The Mon Line (a portion of the former Monongahela Railroad), extends south from Pittsburgh to serve five coal mines in Pennsylvania’s Washington, Greene, Marion, and Monongalia counties. During 2012, nearly 36.4 million tons of coal moved over the line, delivered to electric utility plants and east coast export terminals.

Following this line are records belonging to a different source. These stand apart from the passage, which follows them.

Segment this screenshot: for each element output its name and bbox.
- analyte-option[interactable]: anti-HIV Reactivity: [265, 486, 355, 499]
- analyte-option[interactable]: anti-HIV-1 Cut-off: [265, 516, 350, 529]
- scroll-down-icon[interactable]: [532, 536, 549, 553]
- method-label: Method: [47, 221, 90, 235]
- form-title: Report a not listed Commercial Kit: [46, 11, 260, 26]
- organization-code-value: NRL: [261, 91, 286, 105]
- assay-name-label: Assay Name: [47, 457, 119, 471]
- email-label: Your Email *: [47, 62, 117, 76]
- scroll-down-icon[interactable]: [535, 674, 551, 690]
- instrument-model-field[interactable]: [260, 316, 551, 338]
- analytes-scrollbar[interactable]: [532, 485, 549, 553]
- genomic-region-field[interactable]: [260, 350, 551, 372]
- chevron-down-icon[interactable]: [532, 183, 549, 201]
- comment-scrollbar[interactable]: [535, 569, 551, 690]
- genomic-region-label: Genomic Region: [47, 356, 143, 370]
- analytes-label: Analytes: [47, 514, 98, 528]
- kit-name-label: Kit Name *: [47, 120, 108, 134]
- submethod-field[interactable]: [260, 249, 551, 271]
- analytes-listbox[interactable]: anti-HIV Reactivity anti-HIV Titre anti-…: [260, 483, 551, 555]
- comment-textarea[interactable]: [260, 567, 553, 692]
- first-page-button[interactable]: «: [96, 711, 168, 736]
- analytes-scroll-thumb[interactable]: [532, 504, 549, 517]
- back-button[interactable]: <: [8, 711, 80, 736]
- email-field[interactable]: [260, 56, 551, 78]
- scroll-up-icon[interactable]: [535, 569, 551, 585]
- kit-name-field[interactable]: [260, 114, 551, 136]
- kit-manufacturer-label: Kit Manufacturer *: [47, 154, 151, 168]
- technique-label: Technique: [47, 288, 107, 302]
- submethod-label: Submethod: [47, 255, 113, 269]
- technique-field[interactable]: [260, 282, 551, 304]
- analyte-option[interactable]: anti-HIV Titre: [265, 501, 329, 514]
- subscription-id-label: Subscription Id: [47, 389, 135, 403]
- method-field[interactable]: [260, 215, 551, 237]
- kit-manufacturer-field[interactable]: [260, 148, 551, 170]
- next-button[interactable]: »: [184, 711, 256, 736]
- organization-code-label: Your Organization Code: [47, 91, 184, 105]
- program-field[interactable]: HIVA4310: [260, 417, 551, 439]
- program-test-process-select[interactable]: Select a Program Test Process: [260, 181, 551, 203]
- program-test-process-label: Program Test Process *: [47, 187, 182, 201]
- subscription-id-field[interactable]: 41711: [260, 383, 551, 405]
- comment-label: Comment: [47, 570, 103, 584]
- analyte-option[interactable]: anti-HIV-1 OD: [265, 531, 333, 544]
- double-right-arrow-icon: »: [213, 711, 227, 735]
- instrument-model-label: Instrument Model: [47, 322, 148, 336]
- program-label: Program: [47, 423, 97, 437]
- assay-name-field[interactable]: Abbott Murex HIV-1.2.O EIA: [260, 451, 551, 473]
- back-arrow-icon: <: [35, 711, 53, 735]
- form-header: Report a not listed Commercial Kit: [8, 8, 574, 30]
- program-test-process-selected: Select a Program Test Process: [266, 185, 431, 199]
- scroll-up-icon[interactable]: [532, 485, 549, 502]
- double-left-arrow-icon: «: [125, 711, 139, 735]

Norfolk Southern accomplished the Mon Line upgrade with a maintenance blitz that started with a partial shutdown of train traffic on June 24 before kicking into high gear with a full shutdown on June 29. About 400 NS m/w employees culled from all over the railroad’s 22-state system installed 26,904 ties and 75,000 tons of ballast; laid 13 miles of new rail; resurfaced another 110 miles of rail; added 961 new bridge ties; replaced 22 culverts and cleaned 110; and upgraded 40 road crossings. The crews also replaced a retaining wall and a 140-foot timber bridge with a ballast deck over the Pigeon Creek in Monongahela. NS crews, manning 60 work trains requiring 300 meals per day, labored through intense summer conditions, with some days seeing humidity at nearly 100%.
In a related project, NS crews installed new signals in West Brownsville, Pa., the first step in expanding the rail yard there so that 130-car unit coal trains (an industry standard) are staged and handled more efficiently. The project also calls for lengthening two main lines and two yard tracks. The yard also is a crew change point.
“Jobs, both railroad and non-railroad, depend on the vitality of the Mon Line,” said NS Vice President Engineering Mike Wheeler. “The work completed here will help keep this line safe and help us serve customers efficiently.”
The Monongahela Railway was a coal-hauling short line in Pennsylvania and West Virginia. It was jointly controlled originally by the Pennsylvania Railroad, New York Central subsidiary Pittsburgh & Lake Erie Railroad, and the Baltimore and Ohio Railroad, with NYC and PRR later succeeded by Penn Central. The “Monon” was merged into Conrail on May 1, 1993, which Norfolk Southern and CSX acquired in a 58%/42% split in 1999.